The kitchen was in the basement, and though it was hardly up to date, it was workable enough. (Although I did have to buy almost a whole new set of cookware, as what was there seemed to have not been updated, or for that matter cleaned, since before the war that was supposed to end all wars.) Whenever I arrived home from work in good time, we always had dinner together, cooked by my mother, or me when I could sneak my way past her to the stove. One morning, we decided we would prepare a chicken or something of the like that evening for dinner. Felicity said she would roast some potatoes, and as we all love roast potatoes we thought this was a wonderful idea.

That evening as we drank our usual predinner cocktails and snacked on olives, prosciutto, etc., Felicity pulled from a paper bag a load of gorgeous yellow potatoes, peeled them, and placed them into a pot of boiling water. I asked what she was doing and she said, “I’m making roast potatoes.” I was confused because as far as I have always known, boiling is the opposite of roasting, but I said nothing. A while later I noticed her setting the oven to a very high heat and filling a roasting pan with what seemed like a gallon and a half of goose fat. Again I said nothing. When the potatoes were boiled to her liking, she drained the water, placed the top on the pot, and with oven-mitted hands, grabbed the handles with firm assurance (much in the way a pig farmer grabs the ears of a sow and drags it to slaughter) and shook that pot with a strength and vigor I didn’t know her slender frame possessed.

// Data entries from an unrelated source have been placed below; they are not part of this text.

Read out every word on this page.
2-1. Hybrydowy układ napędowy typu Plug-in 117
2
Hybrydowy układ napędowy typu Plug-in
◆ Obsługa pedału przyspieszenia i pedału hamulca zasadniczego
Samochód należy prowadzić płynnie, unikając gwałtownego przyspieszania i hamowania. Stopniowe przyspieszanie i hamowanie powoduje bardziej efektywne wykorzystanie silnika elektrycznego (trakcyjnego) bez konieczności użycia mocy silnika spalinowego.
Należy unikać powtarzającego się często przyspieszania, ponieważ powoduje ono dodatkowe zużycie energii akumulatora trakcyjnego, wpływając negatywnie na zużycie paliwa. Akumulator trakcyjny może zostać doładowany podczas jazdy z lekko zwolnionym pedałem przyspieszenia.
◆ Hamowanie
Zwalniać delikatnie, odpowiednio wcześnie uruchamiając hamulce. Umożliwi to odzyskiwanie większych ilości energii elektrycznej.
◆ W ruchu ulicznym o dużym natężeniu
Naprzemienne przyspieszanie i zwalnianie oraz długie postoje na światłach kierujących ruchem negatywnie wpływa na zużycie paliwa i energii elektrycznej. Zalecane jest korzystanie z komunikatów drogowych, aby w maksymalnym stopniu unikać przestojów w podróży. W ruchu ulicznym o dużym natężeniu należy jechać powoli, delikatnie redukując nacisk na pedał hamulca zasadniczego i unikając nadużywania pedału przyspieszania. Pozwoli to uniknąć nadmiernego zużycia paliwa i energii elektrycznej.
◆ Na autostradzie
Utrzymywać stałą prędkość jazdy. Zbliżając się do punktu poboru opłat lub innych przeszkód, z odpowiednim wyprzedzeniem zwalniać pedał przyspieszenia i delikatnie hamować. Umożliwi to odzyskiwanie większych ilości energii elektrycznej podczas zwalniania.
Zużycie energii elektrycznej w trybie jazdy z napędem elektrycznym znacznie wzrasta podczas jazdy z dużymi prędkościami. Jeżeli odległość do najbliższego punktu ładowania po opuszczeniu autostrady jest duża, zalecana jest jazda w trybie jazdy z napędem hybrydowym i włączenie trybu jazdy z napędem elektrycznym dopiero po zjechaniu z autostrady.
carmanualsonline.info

“I’m confused,” I said slowly. “I thought you were making roasted potatoes.”

“I am,” she said flatly, still rigorously at it.

“So, what’s that you’re doing right now?”

“I’m fluffing them up.”

“Oh,” said I, now even more confused.

I turned away to get a glass of wine and when I turned back, I saw that Felicity, having completed the fluffing phase, had opened the oven door, from which a plume of oily smoke billowed, and extracted the roasting pan of bubbling goose fat. My parents and I were doing our best not to panic as the room filled with smoke and Felicity gently placed the pan of scalding liquid avian flab onto the stovetop.

“Sorry. Bit smoky!” she said, laughing and sounding more British than ever, as we ran to open the windows and disarm the fire alarm.

“What the hell are you doing?” I finally asked.

“I’m making roast potatoes!”

“Like that?”

“Yes!” she said, irritation creeping into her voice.

“But, what’s all the oil?” I asked, trying to remain calm.

“It’s goose fat. And that’s what you roast them in! Just… relax.”

I noticed that my father was standing by the open door that led to the garden and was fanning away the smoke with a tea towel, and that my mother was standing in the kitchen doorway safely away from the roiling pan of fat, looking on with furrowed brow. Felicity then calmly took the potatoes, one by one, placed them gently into the pan, and slid the whole thing expertly back into the oven. There was silence for a moment.

“When you said roasted potatoes, I thought that you meant—”

“You thought I meant the way you make them,” she said with a smile.

“Yes. Just cut them up, a little garlic—”

My mother, having crept slowly back into the room, chimed in. “Yes, with garlic, olive oil, rosemary, and salt, and then just… you know… roasted.”

Felicity smiled and laughed. “Oh, yes, those. I love those but these are how we do them. English roast potatoes. They’re what you have with a Sunday roast. These and Yorkshire puddings. My nana taught my mother and me.”

“That’s how much oil they used?” I asked doubtfully.